What does the notation $\frac{\partial(x,y)}{\partial(u,v)}$ mean?

Suppose G$(u,v) = (x, y, z)$

In terms of derivatives, what does $\frac{\partial(x,y)}{\partial(u,v)}$ mean?

• This is a notation that resembles that for the jacobian. I would guess $\frac{\delta(x,y)}{\delta(u,v)}$ is mean to be the matrix (or the determinant of the matrix) with elements $a_{ij} = \frac{\partial x_i}{\partial u_j}$ where $x_1 = x,x_2=y,u_1=u,u_2=v$. – Winther Apr 4 '15 at 1:43
• Yes!
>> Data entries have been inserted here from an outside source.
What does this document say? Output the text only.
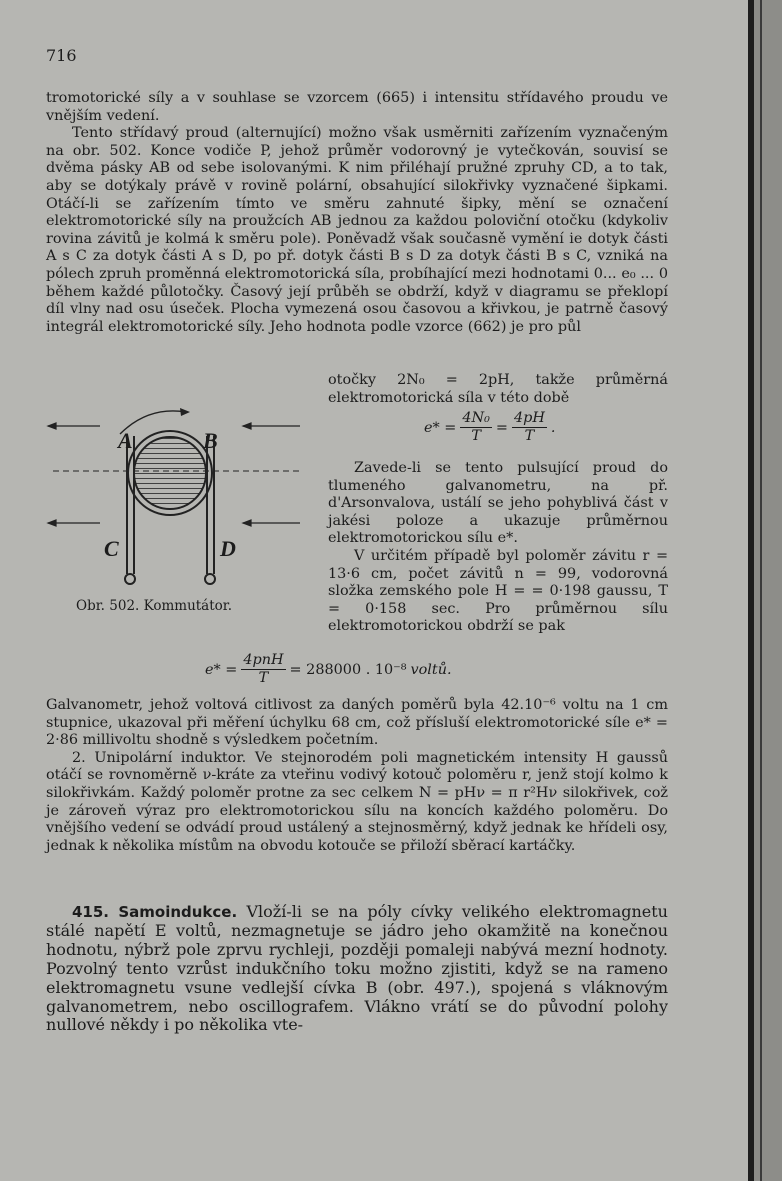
716

tromotorické síly a v souhlase se vzorcem (665) i intensitu střídavého proudu ve vnějším vedení.

Tento střídavý proud (alternující) možno však usměrniti zařízením vyznačeným na obr. 502. Konce vodiče P, jehož průměr vodorovný je vytečkován, souvisí se dvěma pásky AB od sebe isolovanými. K nim přiléhají pružné zpruhy CD, a to tak, aby se dotýkaly právě v rovině polární, obsahující silokřivky vyznačené šipkami. Otáčí-li se zařízením tímto ve směru zahnuté šipky, mění se označení elektromotorické síly na proužcích AB jednou za každou poloviční otočku (kdykoliv rovina závitů je kolmá k směru pole). Poněvadž však současně vymění ie dotyk části A s C za dotyk části A s D, po př. dotyk části B s D za dotyk části B s C, vzniká na pólech zpruh proměnná elektromotorická síla, probíhající mezi hodnotami 0... e₀ ... 0 během každé půlotočky. Časový její průběh se obdrží, když v diagramu se překlopí díl vlny nad osu úseček. Plocha vymezená osou časovou a křivkou, je patrně časový integrál elektromotorické síly. Jeho hodnota podle vzorce (662) je pro půl

otočky 2N₀ = 2pH, takže průměrná elektromotorická síla v této době

$e* = \frac{\text{4N₀}}{T} = \frac{4pH}{T}$ .

Zavede-li se tento pulsující proud do tlumeného galvanometru, na př. d'Arsonvalova, ustálí se jeho pohyblivá část v jakési poloze a ukazuje průměrnou elektromotorickou sílu e*.

V určitém případě byl poloměr závitu r = 13·6 cm, počet závitů n = 99, vodorovná složka zemského pole H = = 0·198 gaussu, T = 0·158 sec. Pro průměrnou sílu elektromotorickou obdrží se pak

A	B
C	D
Obr. 502. Kommutátor.
$e* = \frac{\text{4pnH}}{T} = 288000$ . 10⁻⁸ voltů.

Galvanometr, jehož voltová citlivost za daných poměrů byla 42.10⁻⁶ voltu na 1 cm stupnice, ukazoval při měření úchylku 68 cm, což přísluší elektromotorické síle e* = 2·86 millivoltu shodně s výsledkem početním.

2. Unipolární induktor. Ve stejnorodém poli magnetickém intensity H gaussů otáčí se rovnoměrně ν-kráte za vteřinu vodivý kotouč poloměru r, jenž stojí kolmo k silokřivkám. Každý poloměr protne za sec celkem N = pHν = π r²Hν silokřivek, což je zároveň výraz pro elektromotorickou sílu na koncích každého poloměru. Do vnějšího vedení se odvádí proud ustálený a stejnosměrný, když jednak ke hřídeli osy, jednak k několika místům na obvodu kotouče se přiloží sběrací kartáčky.

415. Samoindukce. Vloží-li se na póly cívky velikého elektromagnetu stálé napětí E voltů, nezmagnetuje se jádro jeho okamžitě na konečnou hodnotu, nýbrž pole zprvu rychleji, později pomaleji nabývá mezní hodnoty. Pozvolný tento vzrůst indukčního toku možno zjistiti, když se na rameno elektromagnetu vsune vedlejší cívka B (obr. 497.), spojená s vláknovým galvanometrem, nebo oscillografem. Vlákno vrátí se do původní polohy nullové někdy i po několika vte-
Sorry about the typo, I'm not very good with TeX @MichaelHardy – Palhaco Pompom Apr 4 '15 at 1:47

$$\frac{\partial(x,y)}{\partial(u,v)} = \det\begin{bmatrix} \dfrac{\partial x}{\partial u} & \dfrac{\partial y}{\partial u} \\[4pt] \dfrac{\partial x}{\partial v} & \dfrac{\partial y}{\partial v} \end{bmatrix}.$$ This expression is called the Jacobian of the function by which $(x,y)$ depends on $(u,v)$.
There is an identity $$\frac{\partial(x,y)}{\partial(u,v)} \, du\,dv = dx\,dy,$$ used for transforming an integral in the $(x,y)$-plane to an integral in the $(u,v)$-plane when $x$, $y$ are given functions of $u,v$. Sometimes this makes the integral tractable. (In cases where the Jacobian is negative and one is integrating with respect to area but not with respect to oriented area, one takes the absolute value of the Jacobian.)